Von Monika Eisele70 bis 80 Stunden Arbeit in Sitzungswochen sind keine Seltenheit, sagen beide. „Die Nachtsitzungen am Donnerstag sind anstrengend, aber eben nur einmal die Woche. Deshalb gibt’s keinen Grund zu jammern. Entscheidender finde ich da, wie sehr es auch die Mitarbeiter der Bundestagsverwaltung betrifft, die bis frühmorgens protokollieren müssen, oder mein Team im Büro“, so Bayaz. Er sei zwar ein politischer Mensch, habe aber keine Ahnung gehabt, was auf ihn zukomme, und kein Gefühl dafür, wie sich so ein Tag konkret gestalte. „Ich war vorher in der Wirtschaft tätig und habe ebenfalls häufig mehr als 60 Stunden gearbeitet. Aber es war doch anders: vorhersehbarer, besser planbar, freie Wochenende“, so seine Erfahrung nach zwei Jahren Bundestag.
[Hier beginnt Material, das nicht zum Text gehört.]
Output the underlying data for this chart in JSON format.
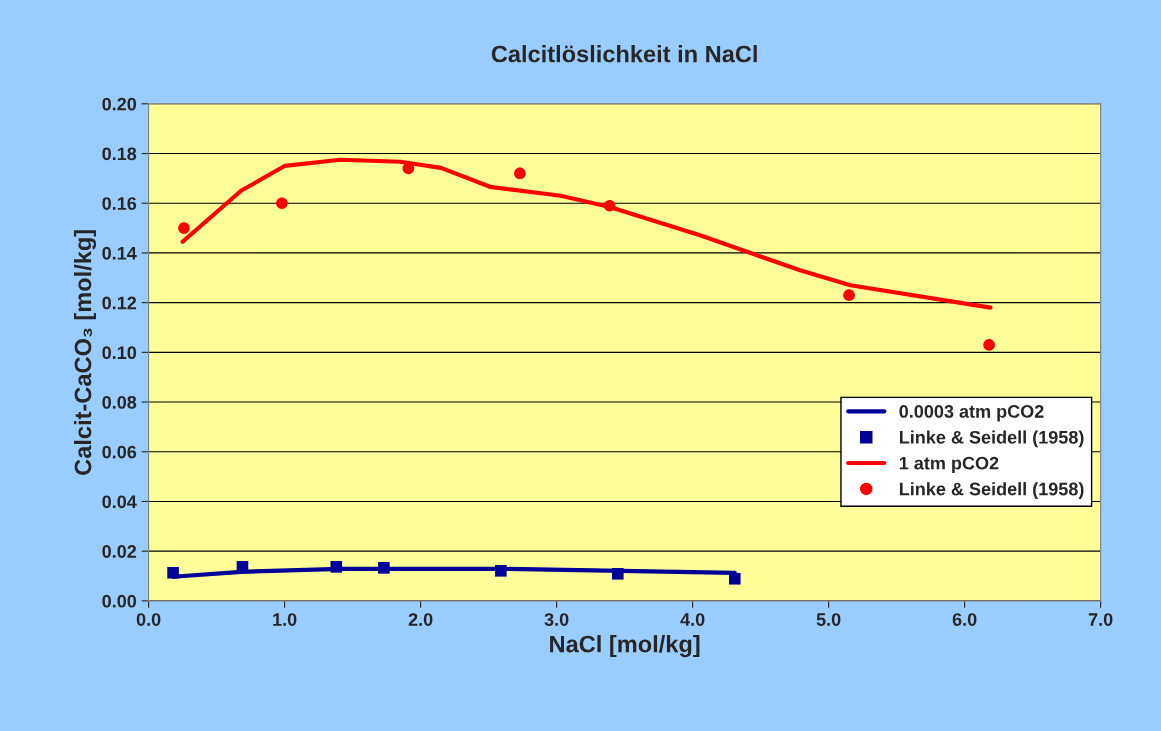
{
  "chart_data": {
    "type": "line",
    "title": "Calcitlöslichkeit in NaCl",
    "xlabel": "NaCl [mol/kg]",
    "ylabel": "Calcit-CaCO₃ [mol/kg]",
    "xlim": [
      0,
      7
    ],
    "ylim": [
      0,
      0.2
    ],
    "xticks": [
      {
        "value": 0,
        "label": "0.0"
      },
      {
        "value": 1,
        "label": "1.0"
      },
      {
        "value": 2,
        "label": "2.0"
      },
      {
        "value": 3,
        "label": "3.0"
      },
      {
        "value": 4,
        "label": "4.0"
      },
      {
        "value": 5,
        "label": "5.0"
      },
      {
        "value": 6,
        "label": "6.0"
      },
      {
        "value": 7,
        "label": "7.0"
      }
    ],
    "yticks": [
      {
        "value": 0,
        "label": "0.00"
      },
      {
        "value": 0.02,
        "label": "0.02"
      },
      {
        "value": 0.04,
        "label": "0.04"
      },
      {
        "value": 0.06,
        "label": "0.06"
      },
      {
        "value": 0.08,
        "label": "0.08"
      },
      {
        "value": 0.1,
        "label": "0.10"
      },
      {
        "value": 0.12,
        "label": "0.12"
      },
      {
        "value": 0.14,
        "label": "0.14"
      },
      {
        "value": 0.16,
        "label": "0.16"
      },
      {
        "value": 0.18,
        "label": "0.18"
      },
      {
        "value": 0.2,
        "label": "0.20"
      }
    ],
    "grid": "y",
    "legend": "right",
    "series": [
      {
        "name": "0.0003 atm pCO2",
        "color": "#000099",
        "marker": "none",
        "x": [
          0.18,
          0.68,
          1.41,
          2.59,
          4.31
        ],
        "values": [
          0.0097,
          0.0117,
          0.0129,
          0.0129,
          0.0113
        ]
      },
      {
        "name": "Linke & Seidell (1958)",
        "type": "scatter",
        "color": "#000099",
        "marker": "square",
        "x": [
          0.18,
          0.69,
          1.38,
          1.73,
          2.59,
          3.45,
          4.31
        ],
        "values": [
          0.0113,
          0.0137,
          0.0137,
          0.0133,
          0.0121,
          0.0109,
          0.0089
        ]
      },
      {
        "name": "1 atm pCO2",
        "color": "#ff0000",
        "marker": "none",
        "x": [
          0.25,
          0.68,
          1.0,
          1.41,
          1.85,
          2.15,
          2.51,
          3.03,
          3.39,
          4.06,
          4.79,
          5.16,
          6.19
        ],
        "values": [
          0.1445,
          0.165,
          0.175,
          0.1775,
          0.1767,
          0.1742,
          0.1666,
          0.163,
          0.1585,
          0.147,
          0.133,
          0.127,
          0.118
        ]
      },
      {
        "name": "Linke & Seidell (1958)",
        "type": "scatter",
        "color": "#ff0000",
        "marker": "circle",
        "x": [
          0.26,
          0.98,
          1.91,
          2.73,
          3.39,
          5.15,
          6.18
        ],
        "values": [
          0.15,
          0.16,
          0.174,
          0.172,
          0.159,
          0.123,
          0.103
        ]
      }
    ]
  }
}
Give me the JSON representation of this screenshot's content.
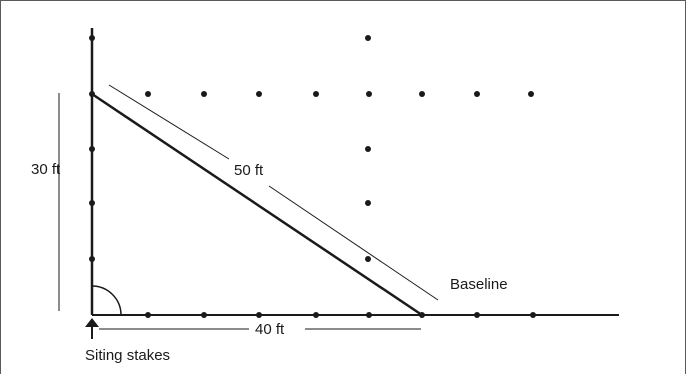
{
  "diagram": {
    "labels": {
      "height": "30 ft",
      "hypotenuse": "50 ft",
      "base": "40 ft",
      "baseline": "Baseline",
      "stakes": "Siting stakes"
    },
    "colors": {
      "ink": "#1a1a1a",
      "frame": "#5a5a5a"
    }
  }
}
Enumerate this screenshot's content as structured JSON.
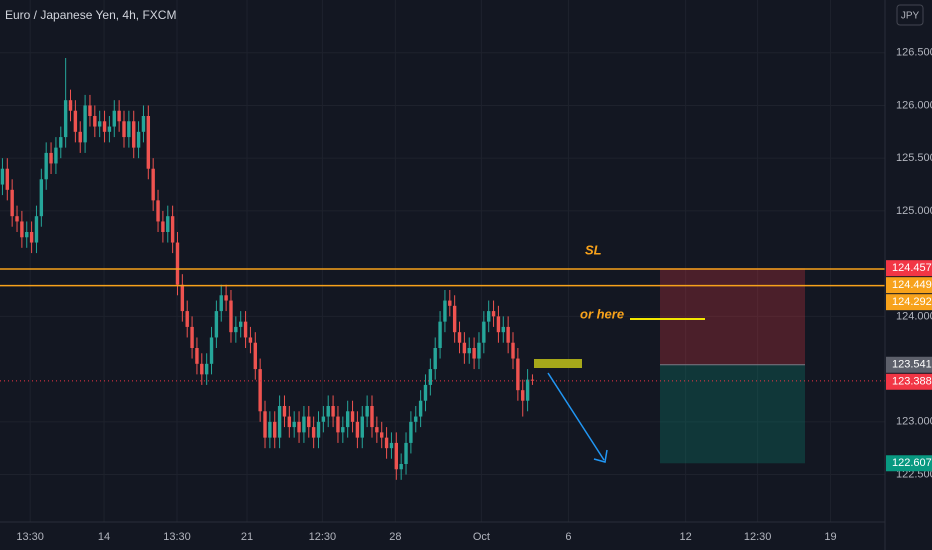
{
  "chart_data": {
    "type": "candlestick",
    "title": "Euro / Japanese Yen, 4h, FXCM",
    "currency": "JPY",
    "up_color": "#26a69a",
    "down_color": "#ef5350",
    "grid": true,
    "xlim": [
      0,
      182
    ],
    "xticks": [
      {
        "value": 6.2,
        "label": "13:30"
      },
      {
        "value": 21.4,
        "label": "14"
      },
      {
        "value": 36.4,
        "label": "13:30"
      },
      {
        "value": 50.8,
        "label": "21"
      },
      {
        "value": 66.3,
        "label": "12:30"
      },
      {
        "value": 81.3,
        "label": "28"
      },
      {
        "value": 99,
        "label": "Oct"
      },
      {
        "value": 116.9,
        "label": "6"
      },
      {
        "value": 141,
        "label": "12"
      },
      {
        "value": 155.8,
        "label": "12:30"
      },
      {
        "value": 170.8,
        "label": "19"
      }
    ],
    "ylim": [
      122.05,
      127.0
    ],
    "yticks": [
      {
        "value": 122.5,
        "label": "122.500"
      },
      {
        "value": 123,
        "label": "123.000"
      },
      {
        "value": 124,
        "label": "124.000"
      },
      {
        "value": 125,
        "label": "125.000"
      },
      {
        "value": 125.5,
        "label": "125.500"
      },
      {
        "value": 126,
        "label": "126.000"
      },
      {
        "value": 126.5,
        "label": "126.500"
      }
    ],
    "open": [
      125.25,
      125.4,
      125.2,
      124.95,
      124.9,
      124.75,
      124.8,
      124.7,
      124.95,
      125.3,
      125.55,
      125.45,
      125.6,
      125.7,
      126.05,
      125.95,
      125.75,
      125.65,
      126.0,
      125.9,
      125.8,
      125.85,
      125.75,
      125.8,
      125.95,
      125.85,
      125.7,
      125.85,
      125.6,
      125.75,
      125.9,
      125.4,
      125.1,
      124.9,
      124.8,
      124.95,
      124.7,
      124.3,
      124.05,
      123.9,
      123.7,
      123.55,
      123.45,
      123.55,
      123.8,
      124.05,
      124.2,
      124.15,
      123.85,
      123.9,
      123.95,
      123.8,
      123.75,
      123.5,
      123.1,
      122.85,
      123.0,
      122.85,
      123.15,
      123.05,
      122.95,
      123.0,
      122.9,
      123.05,
      122.95,
      122.85,
      123.0,
      123.05,
      123.15,
      123.05,
      122.9,
      122.95,
      123.1,
      123.0,
      122.85,
      123.05,
      123.15,
      122.95,
      122.9,
      122.85,
      122.75,
      122.8,
      122.55,
      122.6,
      122.8,
      123.0,
      123.05,
      123.2,
      123.35,
      123.5,
      123.7,
      123.95,
      124.15,
      124.1,
      123.85,
      123.75,
      123.65,
      123.7,
      123.6,
      123.75,
      123.95,
      124.05,
      124.0,
      123.85,
      123.9,
      123.75,
      123.6,
      123.3,
      123.2,
      123.4
    ],
    "high": [
      125.5,
      125.5,
      125.3,
      125.05,
      125.0,
      124.9,
      124.9,
      125.05,
      125.4,
      125.65,
      125.65,
      125.7,
      125.8,
      126.45,
      126.15,
      126.05,
      125.85,
      126.1,
      126.1,
      126.0,
      125.95,
      125.95,
      125.9,
      126.05,
      126.05,
      125.95,
      125.95,
      125.95,
      125.85,
      126.0,
      126.0,
      125.5,
      125.2,
      125.0,
      125.05,
      125.05,
      124.8,
      124.4,
      124.15,
      124.0,
      123.8,
      123.65,
      123.65,
      123.9,
      124.15,
      124.3,
      124.3,
      124.25,
      124.0,
      124.05,
      124.05,
      123.9,
      123.85,
      123.6,
      123.2,
      123.1,
      123.1,
      123.25,
      123.25,
      123.15,
      123.1,
      123.1,
      123.15,
      123.15,
      123.05,
      123.1,
      123.15,
      123.25,
      123.25,
      123.15,
      123.05,
      123.2,
      123.2,
      123.1,
      123.15,
      123.25,
      123.25,
      123.05,
      123.0,
      122.95,
      122.9,
      122.9,
      122.7,
      122.9,
      123.1,
      123.15,
      123.3,
      123.45,
      123.6,
      123.8,
      124.05,
      124.25,
      124.25,
      124.2,
      123.95,
      123.85,
      123.8,
      123.8,
      123.85,
      124.05,
      124.15,
      124.15,
      124.1,
      124.0,
      124.0,
      123.85,
      123.7,
      123.4,
      123.5,
      123.45
    ],
    "low": [
      125.15,
      125.1,
      124.85,
      124.8,
      124.65,
      124.65,
      124.6,
      124.6,
      124.85,
      125.2,
      125.35,
      125.35,
      125.5,
      125.6,
      125.85,
      125.65,
      125.55,
      125.55,
      125.8,
      125.7,
      125.7,
      125.65,
      125.65,
      125.7,
      125.75,
      125.6,
      125.6,
      125.5,
      125.5,
      125.65,
      125.3,
      125.0,
      124.8,
      124.7,
      124.7,
      124.6,
      124.2,
      123.95,
      123.8,
      123.6,
      123.45,
      123.35,
      123.35,
      123.45,
      123.7,
      123.95,
      124.05,
      123.75,
      123.75,
      123.8,
      123.7,
      123.65,
      123.4,
      123.0,
      122.75,
      122.75,
      122.75,
      122.75,
      122.95,
      122.85,
      122.85,
      122.8,
      122.8,
      122.85,
      122.75,
      122.75,
      122.9,
      122.95,
      122.95,
      122.8,
      122.8,
      122.85,
      122.9,
      122.75,
      122.75,
      122.95,
      122.85,
      122.8,
      122.75,
      122.65,
      122.65,
      122.45,
      122.45,
      122.5,
      122.7,
      122.9,
      122.95,
      123.1,
      123.25,
      123.4,
      123.6,
      123.85,
      124.0,
      123.75,
      123.65,
      123.55,
      123.55,
      123.5,
      123.5,
      123.65,
      123.85,
      123.9,
      123.75,
      123.75,
      123.65,
      123.5,
      123.2,
      123.05,
      123.1,
      123.35
    ],
    "close": [
      125.4,
      125.2,
      124.95,
      124.9,
      124.75,
      124.8,
      124.7,
      124.95,
      125.3,
      125.55,
      125.45,
      125.6,
      125.7,
      126.05,
      125.95,
      125.75,
      125.65,
      126.0,
      125.9,
      125.8,
      125.85,
      125.75,
      125.8,
      125.95,
      125.85,
      125.7,
      125.85,
      125.6,
      125.75,
      125.9,
      125.4,
      125.1,
      124.9,
      124.8,
      124.95,
      124.7,
      124.3,
      124.05,
      123.9,
      123.7,
      123.55,
      123.45,
      123.55,
      123.8,
      124.05,
      124.2,
      124.15,
      123.85,
      123.9,
      123.95,
      123.8,
      123.75,
      123.5,
      123.1,
      122.85,
      123.0,
      122.85,
      123.15,
      123.05,
      122.95,
      123.0,
      122.9,
      123.05,
      122.95,
      122.85,
      123.0,
      123.05,
      123.15,
      123.05,
      122.9,
      122.95,
      123.1,
      123.0,
      122.85,
      123.05,
      123.15,
      122.95,
      122.9,
      122.85,
      122.75,
      122.8,
      122.55,
      122.6,
      122.8,
      123.0,
      123.05,
      123.2,
      123.35,
      123.5,
      123.7,
      123.95,
      124.15,
      124.1,
      123.85,
      123.75,
      123.65,
      123.7,
      123.6,
      123.75,
      123.95,
      124.05,
      124.0,
      123.85,
      123.9,
      123.75,
      123.6,
      123.3,
      123.2,
      123.4,
      123.39
    ],
    "price_lines": [
      {
        "value": 124.449,
        "label": "124.449",
        "color": "#f7a21b"
      },
      {
        "value": 124.292,
        "label": "124.292",
        "color": "#f7a21b"
      }
    ],
    "position": {
      "stop": {
        "value": 124.457,
        "label": "124.457",
        "color": "#f23645"
      },
      "entry": {
        "value": 123.541,
        "label": "123.541",
        "color": "#5d606b"
      },
      "target": {
        "value": 122.607,
        "label": "122.607",
        "color": "#089981"
      }
    },
    "last_price": {
      "value": 123.388,
      "label": "123.388",
      "color": "#f23645"
    },
    "annotations": [
      "SL",
      "or here"
    ]
  }
}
Sitzung bis Mitternacht - dann Arbeitsfrühstück
CDU-Mann Gutting ist schon seit 17 Jahren im Bundestag. Er stellt fest, dass Plenartage am Donnerstag seit einiger Zeit fast immer bis weit nach Mitternacht gehen. „Da es aber Freitagfrüh, oftmals mit einem Arbeitsfrühstück, schon weitergeht, muss man schauen, dass man wenigstens noch ein paar Stunden Schlaf bekommt.“ Als Selbstständige sind beide an ein hohes Arbeitspensum gewöhnt. „Eine Sitzungswoche in Berlin ist geprägt von Team-, Fraktions-, Ausschuss- und Plenarsitzungen. Abends finden häufig Empfänge oder Panel-Diskussionen statt. Zwischendrin versuche ich Unterlagen zu lesen, E-Mails zu beantworten, Gespräche zu führen“, beschreibt Bayaz seinen Arbeitsalltag.
Richtig abschalten ist wichtig
In Themen wie etwa Organspenden oder Auslandseinsätze, die nichts mit seiner Profession als Wirtschaftswissenschaftler und Unternehmensberater zu tun haben, versucht er sich einzuarbeiten. „Richtig abschalten und durchschnaufen ist mir sehr wichtig, auch um zu reflektieren, ob wir uns mit den richtigen Sachen beschäftigen. Zweifeln und in Frage stellen, etwas Abstand vom parlamentarischen Tagesgeschäft zu bekommen, das darf nicht zu kurz kommen“, findet der Grüne.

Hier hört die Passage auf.